Later, at the age of 19,when I went to israel as a Zionist youth leader, I read the Bible as the Isrealis do, as a national epic such as the Iliad, or Beowulf. This was far more satisfying. The Kibbutz I was working on was was adjacent to the Mountain of Gilboa ,the battle where Saul and Jonathan fell.I walked in the footsteps of prophets ,in the wilderness of the Dead Sea,the parched lands of the Negev and, most inspiring of all I interpeted the return of the Jews to the Land of Israel through the prophecies of Ezekiel especially those of the ingathering of the exiles and prophecy of the dry bones were elctrifying. In later years I found that this nationalist reading of the epic began to lose its electricity. First most of Jewish Israel,Tel Aviv etc.was on the coast,the Land of the ancient Philistines, secondly the religious literalism of the settler movement turned the Bible into a political ideology that is distasteful to me. Ariel Dharon once demanded that the educational system feature the Book of Joshuah, that is he saw the Bible as a military manual. I prefer the prophcies of social justice. In any event the archaeologist Finkelstein told me a few years ago that the Biblical narrative, up until the era of King Solomon was a poetic invention.

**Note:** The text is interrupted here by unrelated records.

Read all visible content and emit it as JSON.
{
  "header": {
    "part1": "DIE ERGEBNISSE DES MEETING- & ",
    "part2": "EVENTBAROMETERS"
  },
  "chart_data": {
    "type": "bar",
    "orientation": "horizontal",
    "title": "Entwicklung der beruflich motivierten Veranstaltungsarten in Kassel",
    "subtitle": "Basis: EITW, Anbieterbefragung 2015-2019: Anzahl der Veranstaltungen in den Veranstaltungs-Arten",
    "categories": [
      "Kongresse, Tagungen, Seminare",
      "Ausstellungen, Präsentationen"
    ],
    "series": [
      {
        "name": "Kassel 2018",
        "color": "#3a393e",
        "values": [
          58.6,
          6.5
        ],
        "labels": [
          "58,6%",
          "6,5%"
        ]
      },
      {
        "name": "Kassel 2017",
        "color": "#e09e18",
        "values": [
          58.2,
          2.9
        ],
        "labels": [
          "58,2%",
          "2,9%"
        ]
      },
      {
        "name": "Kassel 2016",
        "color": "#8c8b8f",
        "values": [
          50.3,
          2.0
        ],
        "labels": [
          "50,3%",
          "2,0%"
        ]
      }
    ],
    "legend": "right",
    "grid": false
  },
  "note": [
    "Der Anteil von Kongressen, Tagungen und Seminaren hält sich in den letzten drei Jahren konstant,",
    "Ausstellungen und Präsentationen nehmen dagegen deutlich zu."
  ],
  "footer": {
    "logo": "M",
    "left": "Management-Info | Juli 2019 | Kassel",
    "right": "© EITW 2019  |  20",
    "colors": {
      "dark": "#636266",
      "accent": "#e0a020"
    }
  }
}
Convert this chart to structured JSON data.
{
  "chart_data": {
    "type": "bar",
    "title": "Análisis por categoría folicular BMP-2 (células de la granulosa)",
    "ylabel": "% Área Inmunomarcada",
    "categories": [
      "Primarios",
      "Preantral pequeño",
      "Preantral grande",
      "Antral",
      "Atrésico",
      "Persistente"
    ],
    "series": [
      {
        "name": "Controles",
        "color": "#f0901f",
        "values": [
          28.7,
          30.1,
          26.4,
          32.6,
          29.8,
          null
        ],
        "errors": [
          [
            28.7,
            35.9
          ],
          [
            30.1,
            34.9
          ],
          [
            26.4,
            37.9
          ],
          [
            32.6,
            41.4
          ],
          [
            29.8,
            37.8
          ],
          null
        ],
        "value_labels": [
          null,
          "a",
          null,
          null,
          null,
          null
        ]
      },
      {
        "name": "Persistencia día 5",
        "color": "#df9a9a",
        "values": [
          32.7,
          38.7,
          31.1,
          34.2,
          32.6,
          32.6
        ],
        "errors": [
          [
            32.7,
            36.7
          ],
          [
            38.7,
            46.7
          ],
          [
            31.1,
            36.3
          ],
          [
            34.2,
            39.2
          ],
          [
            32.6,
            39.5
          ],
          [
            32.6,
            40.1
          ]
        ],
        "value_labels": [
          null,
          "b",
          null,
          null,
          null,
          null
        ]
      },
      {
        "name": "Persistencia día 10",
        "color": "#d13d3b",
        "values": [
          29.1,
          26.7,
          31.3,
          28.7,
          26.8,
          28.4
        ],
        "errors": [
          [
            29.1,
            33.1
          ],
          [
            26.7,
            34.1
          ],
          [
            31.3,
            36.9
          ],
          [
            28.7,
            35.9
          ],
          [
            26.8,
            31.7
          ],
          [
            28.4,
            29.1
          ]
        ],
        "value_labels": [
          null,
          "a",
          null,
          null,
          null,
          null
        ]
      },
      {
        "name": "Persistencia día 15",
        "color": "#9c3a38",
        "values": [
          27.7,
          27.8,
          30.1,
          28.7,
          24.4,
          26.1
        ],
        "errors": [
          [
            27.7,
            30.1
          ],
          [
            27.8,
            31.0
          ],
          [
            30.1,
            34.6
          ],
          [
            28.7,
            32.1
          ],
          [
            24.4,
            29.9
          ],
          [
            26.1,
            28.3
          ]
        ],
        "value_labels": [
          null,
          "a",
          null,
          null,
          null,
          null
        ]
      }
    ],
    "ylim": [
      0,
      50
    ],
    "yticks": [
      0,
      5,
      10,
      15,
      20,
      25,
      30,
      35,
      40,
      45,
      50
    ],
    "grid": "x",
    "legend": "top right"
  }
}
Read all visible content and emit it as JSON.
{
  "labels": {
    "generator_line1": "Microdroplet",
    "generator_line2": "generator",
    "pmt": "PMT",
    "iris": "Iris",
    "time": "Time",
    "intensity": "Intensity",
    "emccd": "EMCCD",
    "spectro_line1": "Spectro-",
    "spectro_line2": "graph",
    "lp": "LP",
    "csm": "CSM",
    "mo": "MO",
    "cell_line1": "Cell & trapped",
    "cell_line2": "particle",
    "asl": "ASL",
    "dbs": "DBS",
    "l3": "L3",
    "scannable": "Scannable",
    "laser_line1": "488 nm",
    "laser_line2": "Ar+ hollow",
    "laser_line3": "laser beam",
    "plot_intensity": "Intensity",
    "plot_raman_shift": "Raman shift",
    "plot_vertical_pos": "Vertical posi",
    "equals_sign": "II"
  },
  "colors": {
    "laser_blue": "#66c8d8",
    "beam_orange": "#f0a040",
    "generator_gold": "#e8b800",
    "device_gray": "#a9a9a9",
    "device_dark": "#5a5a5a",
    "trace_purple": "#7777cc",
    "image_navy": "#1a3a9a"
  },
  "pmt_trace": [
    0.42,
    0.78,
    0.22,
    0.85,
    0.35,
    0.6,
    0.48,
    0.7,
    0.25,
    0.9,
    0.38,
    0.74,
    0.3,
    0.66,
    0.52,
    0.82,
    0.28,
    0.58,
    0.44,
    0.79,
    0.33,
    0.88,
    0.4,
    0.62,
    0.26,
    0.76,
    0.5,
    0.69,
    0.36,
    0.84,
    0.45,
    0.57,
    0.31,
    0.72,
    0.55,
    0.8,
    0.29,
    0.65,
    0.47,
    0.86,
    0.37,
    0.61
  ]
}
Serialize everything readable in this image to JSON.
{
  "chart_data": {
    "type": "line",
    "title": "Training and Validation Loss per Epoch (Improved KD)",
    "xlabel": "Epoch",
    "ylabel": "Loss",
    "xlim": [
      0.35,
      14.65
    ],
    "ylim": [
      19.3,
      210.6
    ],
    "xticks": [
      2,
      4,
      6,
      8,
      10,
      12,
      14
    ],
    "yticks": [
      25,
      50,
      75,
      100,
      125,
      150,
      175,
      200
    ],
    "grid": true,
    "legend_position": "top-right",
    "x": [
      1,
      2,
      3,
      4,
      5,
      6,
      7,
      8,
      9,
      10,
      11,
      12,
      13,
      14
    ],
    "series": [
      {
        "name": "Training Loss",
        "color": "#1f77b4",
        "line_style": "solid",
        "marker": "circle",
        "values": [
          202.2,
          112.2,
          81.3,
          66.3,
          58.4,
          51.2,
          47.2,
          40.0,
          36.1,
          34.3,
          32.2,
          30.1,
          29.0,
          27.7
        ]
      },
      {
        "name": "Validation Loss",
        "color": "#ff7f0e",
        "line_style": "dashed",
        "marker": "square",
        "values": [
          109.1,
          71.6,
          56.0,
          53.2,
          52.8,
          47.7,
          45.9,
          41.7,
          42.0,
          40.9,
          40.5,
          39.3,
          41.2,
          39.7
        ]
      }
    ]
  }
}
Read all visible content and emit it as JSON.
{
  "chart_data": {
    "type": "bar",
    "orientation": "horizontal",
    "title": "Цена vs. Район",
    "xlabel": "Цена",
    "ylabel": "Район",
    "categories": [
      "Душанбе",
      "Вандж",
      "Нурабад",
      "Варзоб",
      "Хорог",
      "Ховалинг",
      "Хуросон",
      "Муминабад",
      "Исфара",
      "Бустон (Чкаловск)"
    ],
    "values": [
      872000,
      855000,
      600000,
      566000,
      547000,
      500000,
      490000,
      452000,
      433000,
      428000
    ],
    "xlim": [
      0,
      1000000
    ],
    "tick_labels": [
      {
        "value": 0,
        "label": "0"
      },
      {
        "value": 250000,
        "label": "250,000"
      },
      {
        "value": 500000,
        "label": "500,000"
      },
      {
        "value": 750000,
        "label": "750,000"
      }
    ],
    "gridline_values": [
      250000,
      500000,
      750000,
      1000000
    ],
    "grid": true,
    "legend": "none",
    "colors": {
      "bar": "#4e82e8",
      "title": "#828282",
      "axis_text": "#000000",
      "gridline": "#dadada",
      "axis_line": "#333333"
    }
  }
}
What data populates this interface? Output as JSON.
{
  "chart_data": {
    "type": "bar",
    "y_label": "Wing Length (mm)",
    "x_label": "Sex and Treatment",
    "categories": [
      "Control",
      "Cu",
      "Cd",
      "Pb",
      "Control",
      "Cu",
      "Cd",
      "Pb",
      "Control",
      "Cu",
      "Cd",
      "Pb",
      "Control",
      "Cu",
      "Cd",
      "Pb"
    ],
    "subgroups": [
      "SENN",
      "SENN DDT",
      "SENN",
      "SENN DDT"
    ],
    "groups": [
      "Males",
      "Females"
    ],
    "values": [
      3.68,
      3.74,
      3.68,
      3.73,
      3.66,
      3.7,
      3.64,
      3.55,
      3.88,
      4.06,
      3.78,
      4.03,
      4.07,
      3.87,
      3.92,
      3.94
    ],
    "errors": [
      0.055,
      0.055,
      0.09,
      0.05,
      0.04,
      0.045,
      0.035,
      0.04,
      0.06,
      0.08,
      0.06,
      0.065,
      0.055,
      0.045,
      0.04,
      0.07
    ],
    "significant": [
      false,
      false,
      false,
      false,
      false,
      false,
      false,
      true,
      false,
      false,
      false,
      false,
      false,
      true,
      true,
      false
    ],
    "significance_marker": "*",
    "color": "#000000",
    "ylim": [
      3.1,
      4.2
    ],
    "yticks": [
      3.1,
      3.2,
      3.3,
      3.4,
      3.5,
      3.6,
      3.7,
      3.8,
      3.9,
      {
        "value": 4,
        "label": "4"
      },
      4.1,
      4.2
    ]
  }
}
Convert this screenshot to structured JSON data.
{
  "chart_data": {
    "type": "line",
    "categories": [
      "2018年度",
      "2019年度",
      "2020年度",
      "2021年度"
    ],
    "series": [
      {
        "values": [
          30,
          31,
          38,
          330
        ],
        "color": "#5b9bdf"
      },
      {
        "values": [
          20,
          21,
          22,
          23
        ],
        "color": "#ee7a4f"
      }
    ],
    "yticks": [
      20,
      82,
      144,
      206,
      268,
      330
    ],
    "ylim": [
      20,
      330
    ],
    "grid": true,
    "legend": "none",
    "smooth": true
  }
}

When I came back to Dalhousie my teachers read the Bible as theology. I was very impressed by this I became interested in Hegel and tried to read the Biblical phrases as philosophical propositions. AS we know there is a long tradition of such commentary.Philo Judaeus, who live din New Testament times is often said to have initiated this enterprise.called the allegorical interpretation of the Bible. Some of his commentaries e.g Abraham's cruel expulsion of Hagar for the sake of Sara signifies his abandonment of mathematics and his rise to philosophy. Really! This in turn reminds me of those seventeenth century clerics who explain the absence of scientific discussions in the Bible pertaining to newton's physics as proving that the the Biblical figures took Newtonian mechanics for granted.One of the most gripping writings on the Bible by a philosopher is Hegel,who in his early theological writings provides a powerful portrait of Abraham, the lonely figure, whose monotheism broke the bond between humanity and nature(which Hegel, unlike contemporary environmentalists ,thought was a good thing) he goes onto say that Christianity restored the bonds with nature. He says this before Weber wrote on the connection between Protestantism and Capitalism.
How should we reead the Bible? I love it but this is a good question?